Home Workspace | Finishing the Main Vice Piece | Pocket NC

I had most of the part already machined out the night before, so all I needed to do was poke a few holes for the locating pins and cut it off the stand. For the holes, I used the 1/8" endmill I used to do the rest of the part with and did a pecking drill operation. I really shouldn't have done it with an endmill as it made the hole quite a bit wider than I wanted, and there is a bit too much wiggle room for my liking. If I thought about it, it makes sense, since endmills have side cutting capabilities, any kind of vibration would cut into the walls of the cylinder, whereas a drill bit would only cut down.

After milling out the holes, I then moved over to parting the piece off the base of the stock. This was much easier than I thought it was going to be, I created a sketch on the face of the side I wanted to mill from and made a rectangle in which I could restrict the path of the endmill. I then used an adaptive clearing to remove the material from underneath. Unfortunately, about halfway through the cutting operation, I forgot the stock wasn't perfectly square in the clamp, which caused the endmill to dive into 1/6" of aluminum thinking it was air; this flipped the stock partway out of the clamp. I did get it on camera, and you can almost hear me jump when it happens. 

Thankfully I was able just to loosen the clamp a bit and get it back in place, and after that, it was pretty uneventful. I came in from the four different faces and cut each about 0.8" down then for the last operation left about 0.05," which I would cut off manually. I did this rather than having the endmill cut it all the way off in case the part fell and scraped up the finish on the piece.

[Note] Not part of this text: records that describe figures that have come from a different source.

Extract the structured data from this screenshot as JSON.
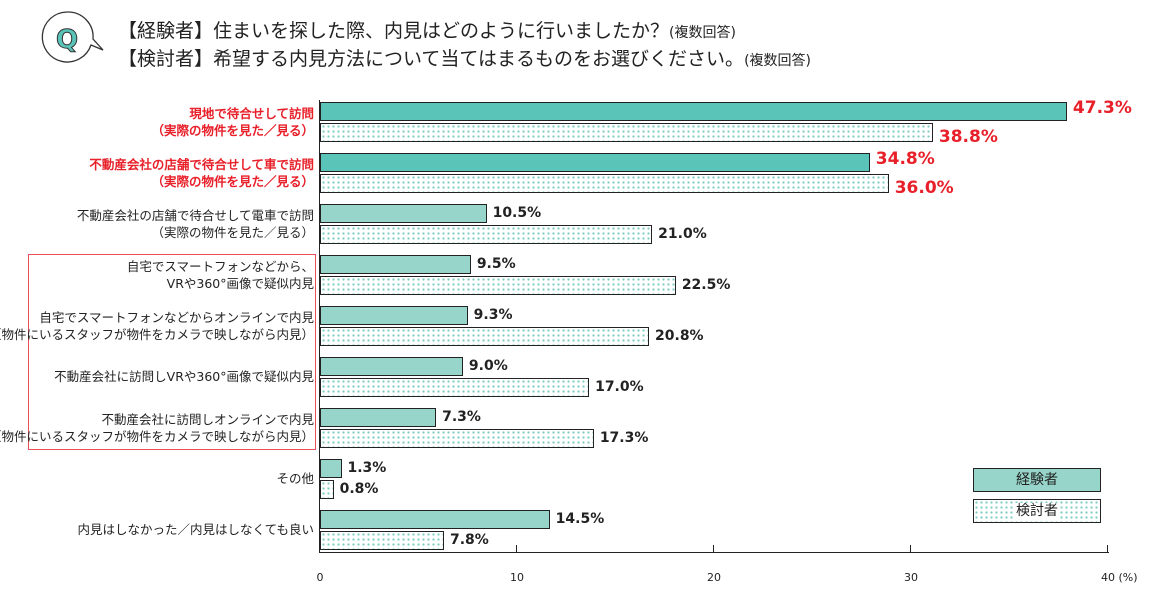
{
  "header": {
    "q_badge": "Q",
    "line1": "【経験者】住まいを探した際、内見はどのように行いましたか？",
    "line1_note": "(複数回答)",
    "line2": "【検討者】希望する内見方法について当てはまるものをお選びください。",
    "line2_note": "(複数回答)"
  },
  "chart_data": {
    "type": "bar",
    "orientation": "horizontal",
    "categories": [
      "現地で待合せして訪問\n（実際の物件を見た／見る）",
      "不動産会社の店舗で待合せして車で訪問\n（実際の物件を見た／見る）",
      "不動産会社の店舗で待合せして電車で訪問\n（実際の物件を見た／見る）",
      "自宅でスマートフォンなどから、\nVRや360°画像で疑似内見",
      "自宅でスマートフォンなどからオンラインで内見\n（物件にいるスタッフが物件をカメラで映しながら内見）",
      "不動産会社に訪問しVRや360°画像で疑似内見",
      "不動産会社に訪問しオンラインで内見\n（物件にいるスタッフが物件をカメラで映しながら内見）",
      "その他",
      "内見はしなかった／内見はしなくても良い"
    ],
    "highlighted_categories": [
      0,
      1
    ],
    "boxed_categories": [
      3,
      4,
      5,
      6
    ],
    "series": [
      {
        "name": "経験者",
        "values": [
          47.3,
          34.8,
          10.5,
          9.5,
          9.3,
          9.0,
          7.3,
          1.3,
          14.5
        ],
        "color": "#97d5cb",
        "highlight_color": "#5bc4b8",
        "pattern": "solid"
      },
      {
        "name": "検討者",
        "values": [
          38.8,
          36.0,
          21.0,
          22.5,
          20.8,
          17.0,
          17.3,
          0.8,
          7.8
        ],
        "color": "#7dcdc2",
        "pattern": "dotted"
      }
    ],
    "value_labels": [
      [
        "47.3%",
        "34.8%",
        "10.5%",
        "9.5%",
        "9.3%",
        "9.0%",
        "7.3%",
        "1.3%",
        "14.5%"
      ],
      [
        "38.8%",
        "36.0%",
        "21.0%",
        "22.5%",
        "20.8%",
        "17.0%",
        "17.3%",
        "0.8%",
        "7.8%"
      ]
    ],
    "x_ticks": [
      "0",
      "10",
      "20",
      "30",
      "40"
    ],
    "x_unit": "(%)",
    "highlight_text_color": "#e8202a",
    "legend_placement": "bottom-right",
    "grid": false
  }
}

I noticed that the holes for the set screw and pins didn't go all the way through the bottom of the part, so I took it over to the drill press and finished the job. I then used the small files I picked up last week to deburr the edges and clean off the bottom, where I parted it off the base.

I then took a piece of bar stock I had that this project was based around and drilled two 0.25" holes on the drill press to match the holes on the new clamp. Since the clamp screws I'd be using are smaller than the 0.25" holes, I had no problem aligning them appropriately to fit. After tightening the clamp screws, it was not going anywhere, super stable!

Since I also now have the new bed/disk that came in today, I removed the old clamp and installed it. It fit perfectly, and I only need to machine a few features on it before its ready for the part I just finished! I just rested the new clamp on the table to see how it would look in its final state.